I’m trying to understand why with the following model cumulative_R has a much narrower posterior than cumulative_ncp, given that I would expect them to be identical.

In this model there are two rates, things that vary at rate N and things that vary at rate day;
cumulative_ncp is the sum of the variable delta varying at N.
while cumulative_R is the sum of delta (as in this cut-down version of the model delta = R) varying at day. both are then scaled to the same units.

In my test case where the sum of delta x 86400 is known to be (-)700.
The final value of cumulative_R is 697.7598-701.9972 (5-95% quantile range) while
cumulative_ncp is -689.3504-704.6502.

data {
  int<lower=0> N;
  int<lower=0> N_day;
  int<lower=0> day[N];
  real C[N];
  real kw[N];
  real B[N];
  real hm[N];
  real dhdt[N];
  real Csat[N];
  real dt;

parameters {
  real<lower=0> sigma;
  real<lower=0> Cb[N_day];
  real<lower=0> R[N_day];

transformed parameters {
  real C_hat[N-1];
  real delta[N-1];

  for(n in 1:N-1){
    delta[n] = 0 - R[day[n]];
    C_hat[n] = (exp(-(dt*(kw[n] + dhdt[n]))/hm[n]) * (dhdt[n] * (Cb[day[n]] * (exp((dt*(kw[n] + dhdt[n]))/hm[n]) - 1) + C[n]) + (delta[n]) * (exp((dt * (kw[n] + dhdt[n]))/hm[n]) - 1) + kw[n] * ( (Csat[n] * ((B[n]) + 1)) * (exp((dt * (kw[n] + dhdt[n]))/hm[n]) - 1) + C[n])))/(kw[n] + dhdt[n]);

model {
 sigma ~ normal(0, 1);
 R ~ normal(0, 1);
 Cb ~ normal(200, 10);

 for(n in 2:N){
   C[n] ~ normal(C_hat[n-1], sigma);

generated quantities{
  vector[N-1] cumulative_ncp;
  vector[N_day] cumulative_R;

  for(n in 1:N-1){
    cumulative_ncp[n] = (delta[day[n]]); // mmol m-2 s-1
  cumulative_ncp = cumulative_sum(ncp * dt); // mmol m-2 day-1

  for(d in 1:N_day){
    cumulative_R[d] = (R[d]) * 86400; // mmol m-2 day-1
  cumulative_R = cumulative_sum(cumulative_R);

I’m not sure I understand which quantities in the posterior you expect to be the same or why. You have two vector quantities of different lengths, cumulative_ncp and cumulative_R, but you seem to be reporting a single interval. Are you comparing the final entries cumulative_R[N_day] and cumulative_ncp[N - 1]?

Yes, sorry, just the final values, I should have used sum rather than cumulative sum in this example.

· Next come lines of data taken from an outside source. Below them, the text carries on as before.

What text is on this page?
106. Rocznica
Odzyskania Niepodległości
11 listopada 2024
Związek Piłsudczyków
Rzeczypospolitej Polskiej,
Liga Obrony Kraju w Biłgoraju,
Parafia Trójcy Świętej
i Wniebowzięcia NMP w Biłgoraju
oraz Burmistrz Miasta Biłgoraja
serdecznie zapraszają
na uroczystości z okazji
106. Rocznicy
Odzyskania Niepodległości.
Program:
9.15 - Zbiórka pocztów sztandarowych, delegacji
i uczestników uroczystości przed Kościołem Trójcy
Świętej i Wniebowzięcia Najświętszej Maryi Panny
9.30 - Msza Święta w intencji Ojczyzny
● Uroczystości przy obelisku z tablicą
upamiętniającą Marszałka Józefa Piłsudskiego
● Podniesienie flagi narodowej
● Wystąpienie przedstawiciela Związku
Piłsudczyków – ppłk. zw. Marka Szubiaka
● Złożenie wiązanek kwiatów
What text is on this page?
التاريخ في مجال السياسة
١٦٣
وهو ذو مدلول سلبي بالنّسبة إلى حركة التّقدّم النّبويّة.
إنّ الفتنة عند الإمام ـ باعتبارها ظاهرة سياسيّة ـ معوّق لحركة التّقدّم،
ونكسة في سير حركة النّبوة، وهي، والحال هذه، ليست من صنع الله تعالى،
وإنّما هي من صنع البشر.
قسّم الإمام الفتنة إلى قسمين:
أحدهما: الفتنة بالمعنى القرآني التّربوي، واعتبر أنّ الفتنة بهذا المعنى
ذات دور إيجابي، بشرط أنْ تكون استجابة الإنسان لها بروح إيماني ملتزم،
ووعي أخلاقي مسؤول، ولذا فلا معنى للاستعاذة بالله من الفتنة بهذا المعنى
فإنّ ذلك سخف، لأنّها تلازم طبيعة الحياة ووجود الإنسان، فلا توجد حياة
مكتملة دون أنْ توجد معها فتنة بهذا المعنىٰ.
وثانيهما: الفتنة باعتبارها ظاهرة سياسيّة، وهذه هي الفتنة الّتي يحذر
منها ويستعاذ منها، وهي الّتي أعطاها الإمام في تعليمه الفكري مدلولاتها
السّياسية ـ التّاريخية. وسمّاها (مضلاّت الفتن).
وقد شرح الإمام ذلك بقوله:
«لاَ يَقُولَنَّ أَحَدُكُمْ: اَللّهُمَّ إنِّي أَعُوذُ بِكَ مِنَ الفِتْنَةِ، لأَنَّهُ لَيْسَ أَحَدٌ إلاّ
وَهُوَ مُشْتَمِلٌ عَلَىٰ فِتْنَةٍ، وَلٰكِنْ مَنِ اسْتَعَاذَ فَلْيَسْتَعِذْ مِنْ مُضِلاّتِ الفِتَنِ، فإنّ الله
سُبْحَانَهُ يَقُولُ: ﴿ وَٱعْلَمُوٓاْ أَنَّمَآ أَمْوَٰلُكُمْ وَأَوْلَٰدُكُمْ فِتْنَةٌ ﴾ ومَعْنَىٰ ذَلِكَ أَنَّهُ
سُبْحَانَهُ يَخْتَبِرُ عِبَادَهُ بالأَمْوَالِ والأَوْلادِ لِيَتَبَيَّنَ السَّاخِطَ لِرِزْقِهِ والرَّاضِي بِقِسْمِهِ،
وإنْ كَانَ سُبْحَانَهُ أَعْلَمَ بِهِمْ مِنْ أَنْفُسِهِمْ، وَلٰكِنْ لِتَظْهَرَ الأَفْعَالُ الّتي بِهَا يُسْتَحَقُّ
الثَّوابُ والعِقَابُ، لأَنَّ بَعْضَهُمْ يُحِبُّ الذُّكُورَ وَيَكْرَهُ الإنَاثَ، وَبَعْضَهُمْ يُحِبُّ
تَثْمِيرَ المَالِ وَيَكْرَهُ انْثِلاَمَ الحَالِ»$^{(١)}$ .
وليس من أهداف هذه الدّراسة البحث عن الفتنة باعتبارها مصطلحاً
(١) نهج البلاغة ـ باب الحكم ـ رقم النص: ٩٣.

That’s much more error than you’d expect from just floating point precision. Are you usre those two quantities you’re computing will be exactly the same?

It should be if I’d coded it correctly. But I haven’t and writing out this explanation has revealed the mistake I’d made.

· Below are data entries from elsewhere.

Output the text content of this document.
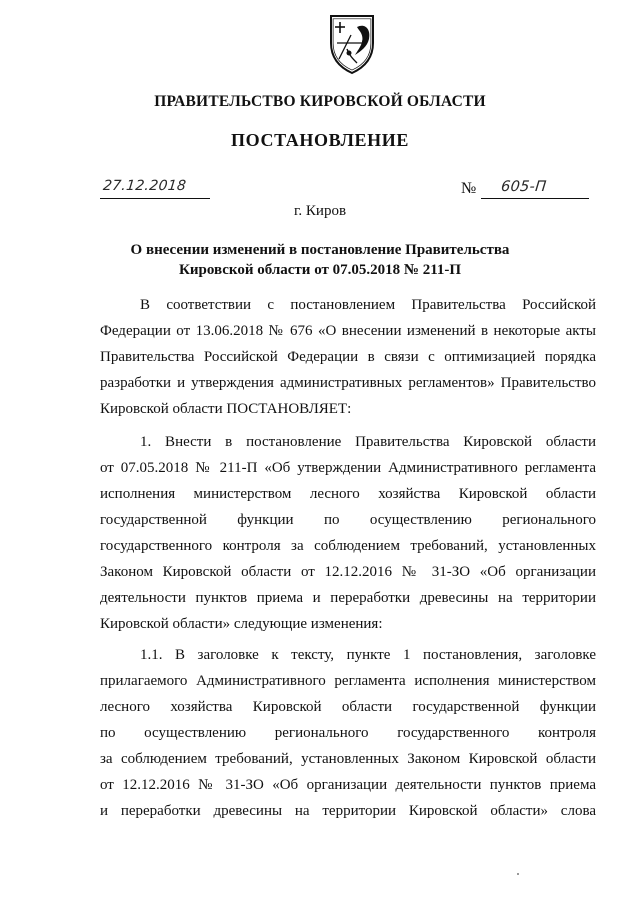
ПРАВИТЕЛЬСТВО КИРОВСКОЙ ОБЛАСТИ
ПОСТАНОВЛЕНИЕ
27.12.2018	№ 605-П
г. Киров
О внесении изменений в постановление Правительства
Кировской области от 07.05.2018 № 211-П
В соответствии с постановлением Правительства Российской
Федерации от 13.06.2018 № 676 «О внесении изменений в некоторые акты
Правительства Российской Федерации в связи с оптимизацией порядка
разработки и утверждения административных регламентов» Правительство
Кировской области ПОСТАНОВЛЯЕТ:
1. Внести в постановление Правительства Кировской области
от 07.05.2018 № 211-П «Об утверждении Административного регламента
исполнения министерством лесного хозяйства Кировской области
государственной функции по осуществлению регионального
государственного контроля за соблюдением требований, установленных
Законом Кировской области от 12.12.2016 № 31-ЗО «Об организации
деятельности пунктов приема и переработки древесины на территории
Кировской области» следующие изменения:
1.1. В заголовке к тексту, пункте 1 постановления, заголовке
прилагаемого Административного регламента исполнения министерством
лесного хозяйства Кировской области государственной функции
по осуществлению регионального государственного контроля
за соблюдением требований, установленных Законом Кировской области
от 12.12.2016 № 31-ЗО «Об организации деятельности пунктов приема
и переработки древесины на территории Кировской области» слова
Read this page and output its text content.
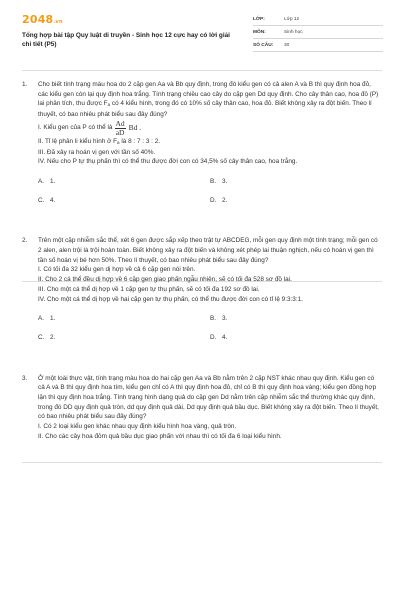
2048.vn
Tổng hợp bài tập Quy luật di truyền - Sinh học 12 cực hay có lời giải chi tiết (P5)
LỚP:	Lớp 12
MÔN:	Sinh học
SỐ CÂU:	30
1. Cho biết tính trạng màu hoa do 2 cặp gen Aa và Bb quy định, trong đó kiểu gen có cả alen A và B thì quy định hoa đỏ, các kiểu gen còn lại quy định hoa trắng. Tính trạng chiều cao cây do cặp gen Dd quy định. Cho cây thân cao, hoa đỏ (P) lai phân tích, thu được $F_a$ có 4 kiểu hình, trong đó có 10% số cây thân cao, hoa đỏ. Biết không xảy ra đột biến. Theo lí thuyết, có bao nhiêu phát biểu sau đây đúng?

I. Kiểu gen của P có thể là $\frac{Ad}{aD}$ Bd .

II. Tỉ lệ phân li kiểu hình ở $F_a$ là 8 : 7 : 3 : 2.

III. Đã xảy ra hoán vị gen với tần số 40%.

IV. Nếu cho P tự thụ phấn thì có thể thu được đời con có 34,5% số cây thân cao, hoa trắng.

A. 1.	B. 3.
C. 4.	D. 2.
2. Trên một cặp nhiễm sắc thể, xét 6 gen được sắp xếp theo trật tự ABCDEG, mỗi gen quy định một tính trạng; mỗi gen có 2 alen, alen trội là trội hoàn toàn. Biết không xảy ra đột biến và không xét phép lai thuận nghịch, nếu có hoán vị gen thì tần số hoán vị bé hơn 50%. Theo lí thuyết, có bao nhiêu phát biểu sau đây đúng?

I. Có tối đa 32 kiểu gen dị hợp về cả 6 cặp gen nói trên.

II. Cho 2 cá thể đều dị hợp về 6 cặp gen giao phấn ngẫu nhiên, sẽ có tối đa 528 sơ đồ lai.

III. Cho một cá thể dị hợp về 1 cặp gen tự thụ phấn, sẽ có tối đa 192 sơ đồ lai.

IV. Cho một cá thể dị hợp về hai cặp gen tự thụ phấn, có thể thu được đời con có tỉ lệ 9:3:3:1.

A. 1.	B. 3.
C. 2.	D. 4.
3. Ở một loài thực vật, tính trạng màu hoa do hai cặp gen Aa và Bb nằm trên 2 cặp NST khác nhau quy định. Kiểu gen có cả A và B thì quy định hoa tím, kiểu gen chỉ có A thì quy định hoa đỏ, chỉ có B thì quy định hoa vàng; kiểu gen đồng hợp lặn thì quy định hoa trắng. Tính trạng hình dạng quả do cặp gen Dd nằm trên cặp nhiễm sắc thể thường khác quy định, trong đó DD quy định quả tròn, dd quy định quả dài, Dd quy định quả bầu dục. Biết không xảy ra đột biến. Theo lí thuyết, có bao nhiêu phát biểu sau đây đúng?

I. Có 2 loại kiểu gen khác nhau quy định kiểu hình hoa vàng, quả tròn.

II. Cho các cây hoa đỏm quả bầu dục giao phấn với nhau thì có tối đa 6 loại kiểu hình.
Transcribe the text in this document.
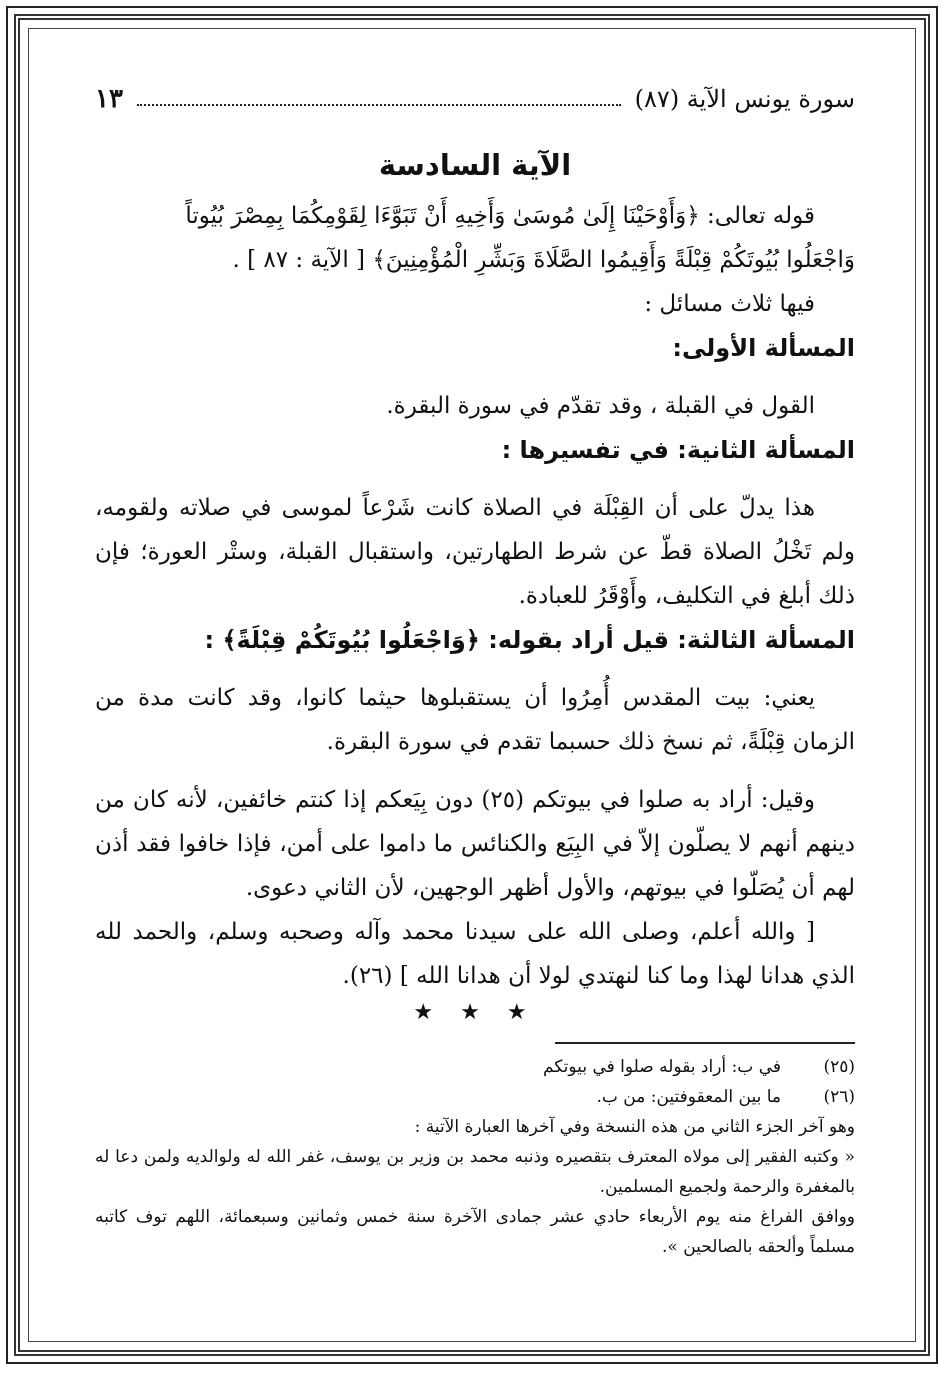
سورة يونس الآية (٨٧)
١٣
الآية السادسة

قوله تعالى: ﴿وَأَوْحَيْنَا إِلَىٰ مُوسَىٰ وَأَخِيهِ أَنْ تَبَوَّءَا لِقَوْمِكُمَا بِمِصْرَ بُيُوتاً

وَاجْعَلُوا بُيُوتَكُمْ قِبْلَةً وَأَقِيمُوا الصَّلَاةَ وَبَشِّرِ الْمُؤْمِنِينَ﴾ [ الآية : ٨٧ ] .

فيها ثلاث مسائل :

المسألة الأولى:

القول في القبلة ، وقد تقدّم في سورة البقرة.

المسألة الثانية: في تفسيرها :

هذا يدلّ على أن القِبْلَة في الصلاة كانت شَرْعاً لموسى في صلاته ولقومه، ولم تَخْلُ الصلاة قطّ عن شرط الطهارتين، واستقبال القبلة، وستْر العورة؛ فإن ذلك أبلغ في التكليف، وأَوْقَرُ للعبادة.

المسألة الثالثة: قيل أراد بقوله: ﴿وَاجْعَلُوا بُيُوتَكُمْ قِبْلَةً﴾ :

يعني: بيت المقدس أُمِرُوا أن يستقبلوها حيثما كانوا، وقد كانت مدة من الزمان قِبْلَةً، ثم نسخ ذلك حسبما تقدم في سورة البقرة.

وقيل: أراد به صلوا في بيوتكم (٢٥) دون بِيَعكم إذا كنتم خائفين، لأنه كان من دينهم أنهم لا يصلّون إلاّ في البِيَع والكنائس ما داموا على أمن، فإذا خافوا فقد أذن لهم أن يُصَلّوا في بيوتهم، والأول أظهر الوجهين، لأن الثاني دعوى.

[ والله أعلم، وصلى الله على سيدنا محمد وآله وصحبه وسلم، والحمد لله الذي هدانا لهذا وما كنا لنهتدي لولا أن هدانا الله ] (٢٦).

★ ★ ★
(٢٥)
في ب: أراد بقوله صلوا في بيوتكم
(٢٦)
ما بين المعقوفتين: من ب.

وهو آخر الجزء الثاني من هذه النسخة وفي آخرها العبارة الآتية :

« وكتبه الفقير إلى مولاه المعترف بتقصيره وذنبه محمد بن وزير بن يوسف، غفر الله له ولوالديه ولمن دعا له بالمغفرة والرحمة ولجميع المسلمين.

ووافق الفراغ منه يوم الأربعاء حادي عشر جمادى الآخرة سنة خمس وثمانين وسبعمائة، اللهم توف كاتبه مسلماً وألحقه بالصالحين ».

N has length 336, N_day is 14 and dt is 3600.
There are 24 N for each day


for( n in 1:N-1){
    delta[n] = 0 - R[day[n]];

should be assigning the same value to delta for each 24 N. i.e. R is constant over a day.

So in the generated quantities block is where I’ve made the mistake:

for(n in 1:N-1{
    ncp[n] = delta[day[n]];
cumulative_ncp = cumulative_sum(ncp * dt);

This should assign delta for each n to a new variable, which then gets scaled.

Simply put, it should be:

ncp[n] = delta[n];

Thanks for your time Bob, marking this as solved.